Mentors are amazing too… so if you can find someone to mentor you, I highly recommend that as a first step towards changing careers or starting a business. In Canada we have something called Ten Thousand Coffees, and it’s a great way to connect with potential mentors and people who are in the industry/role you’re keen to learn about.

What advice would you give to anyone wanting to do what you have done?

DON’T LET ANYONE TELL YOU IT CAN’T BE DONE!!! It sounds so cliché, but it’s true. Your family and friends might not understand why you want to make a major change in your life, and your career path. They might be afraid that you’ll change (and you will, but in the best way, I promise!).

Find your “tribe”. Connect with other people who’ve moved on from teaching, online or in person. Entrepreneurs are a fun bunch, and there are loads of forums and groups for entrepreneurs all over the world. I highly recommend joining a co-working space if you’re starting a business on your own, it’s a quick and easy way to surround yourself with a motivating and energizing community of “colleagues”.

Face and embrace the fear! It’s completely normal to be afraid of taking big risks, of launching your own business, and of failing. One of my favourite quotes is “Everything you’ve ever wanted is on the other side of fear” – George Addair.

What were some of the problems you faced?

My biggest problem was my limiting belief in myself and my skills. Once I began to really understand that I wasn’t “just a primary school teacher”, that I have so many amazing transferrable skills, experiences, and value to share with the world, I was able to put those skills to work and proved myself wrong!

Initially it was hard to pin down just one type of business and core customer segment, because I have so many interests! My mentor helped me to learn that I’m “better off as a laser, than as a lightbulb”, and if I focus my brightness towards one specific area I’ll be much more powerful than if I dilute my energy all over the place.

Launching and running my own business has been a constant learning experience!

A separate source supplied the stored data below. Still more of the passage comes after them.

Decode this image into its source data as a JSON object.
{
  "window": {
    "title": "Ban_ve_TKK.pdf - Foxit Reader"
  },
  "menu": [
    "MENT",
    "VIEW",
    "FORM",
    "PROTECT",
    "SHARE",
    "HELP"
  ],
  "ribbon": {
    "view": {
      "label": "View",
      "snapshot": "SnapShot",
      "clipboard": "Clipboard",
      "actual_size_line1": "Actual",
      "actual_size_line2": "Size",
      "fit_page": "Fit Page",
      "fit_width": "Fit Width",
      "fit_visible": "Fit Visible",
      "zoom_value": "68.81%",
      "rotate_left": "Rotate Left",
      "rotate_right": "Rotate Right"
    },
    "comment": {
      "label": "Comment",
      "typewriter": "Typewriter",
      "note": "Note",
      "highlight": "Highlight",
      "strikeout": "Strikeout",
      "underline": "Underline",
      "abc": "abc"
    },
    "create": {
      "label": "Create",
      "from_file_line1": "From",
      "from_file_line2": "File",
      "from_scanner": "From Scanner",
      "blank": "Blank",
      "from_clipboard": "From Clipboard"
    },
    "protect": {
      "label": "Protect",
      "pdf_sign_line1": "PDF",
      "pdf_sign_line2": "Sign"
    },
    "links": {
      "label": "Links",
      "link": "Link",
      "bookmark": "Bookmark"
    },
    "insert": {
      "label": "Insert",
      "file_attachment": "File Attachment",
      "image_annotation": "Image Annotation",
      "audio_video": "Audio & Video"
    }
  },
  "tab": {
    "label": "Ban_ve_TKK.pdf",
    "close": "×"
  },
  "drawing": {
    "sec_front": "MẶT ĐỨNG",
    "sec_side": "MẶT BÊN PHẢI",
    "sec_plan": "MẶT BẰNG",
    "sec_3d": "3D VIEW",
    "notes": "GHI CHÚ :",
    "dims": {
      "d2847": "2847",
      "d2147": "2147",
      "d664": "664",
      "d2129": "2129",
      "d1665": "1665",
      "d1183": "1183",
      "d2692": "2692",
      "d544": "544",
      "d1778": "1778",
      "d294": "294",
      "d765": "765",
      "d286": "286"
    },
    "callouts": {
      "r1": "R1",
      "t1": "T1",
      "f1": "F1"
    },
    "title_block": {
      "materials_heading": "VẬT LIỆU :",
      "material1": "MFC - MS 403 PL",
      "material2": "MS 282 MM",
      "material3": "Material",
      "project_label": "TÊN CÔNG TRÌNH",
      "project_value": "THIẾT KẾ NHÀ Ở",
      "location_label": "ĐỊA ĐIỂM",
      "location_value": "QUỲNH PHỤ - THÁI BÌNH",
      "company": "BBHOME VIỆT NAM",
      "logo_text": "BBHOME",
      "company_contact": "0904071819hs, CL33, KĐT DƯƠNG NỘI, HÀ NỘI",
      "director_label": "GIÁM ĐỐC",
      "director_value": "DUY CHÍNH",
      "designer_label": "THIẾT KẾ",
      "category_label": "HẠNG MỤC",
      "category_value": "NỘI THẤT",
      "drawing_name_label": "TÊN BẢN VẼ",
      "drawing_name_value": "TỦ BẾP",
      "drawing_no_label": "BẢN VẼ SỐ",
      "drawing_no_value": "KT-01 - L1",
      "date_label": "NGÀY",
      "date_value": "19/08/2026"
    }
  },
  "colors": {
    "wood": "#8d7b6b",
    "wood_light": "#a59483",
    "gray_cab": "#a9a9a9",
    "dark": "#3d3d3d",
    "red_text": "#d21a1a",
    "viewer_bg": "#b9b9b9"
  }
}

It took me a year of running team building programs before I recognized that I really wanted, and needed, to focus on more impactful, meaningful and intentional programs and services.

Which teaching skills have proved to be most valuable?

The ability to learn and develop skills throughout your career is hugely beneficial for teachers and entrepreneurs. I learn something new every day! In my current role I frequently use the following skills: public speaking, lesson planning and curriculum development (for planning workshops, meetings, employee training etc), creative thinking, empathy, and facilitating learning opportunities.

If you had one secret to give about changing careers what would it be?

There will never be a perfect day when you have it all figured out and you suddenly feel “ready” for the challenge of making a major change in your life. As Tina Fey says “Say yes, and you’ll figure it out afterwards”. If I can do it, so can you!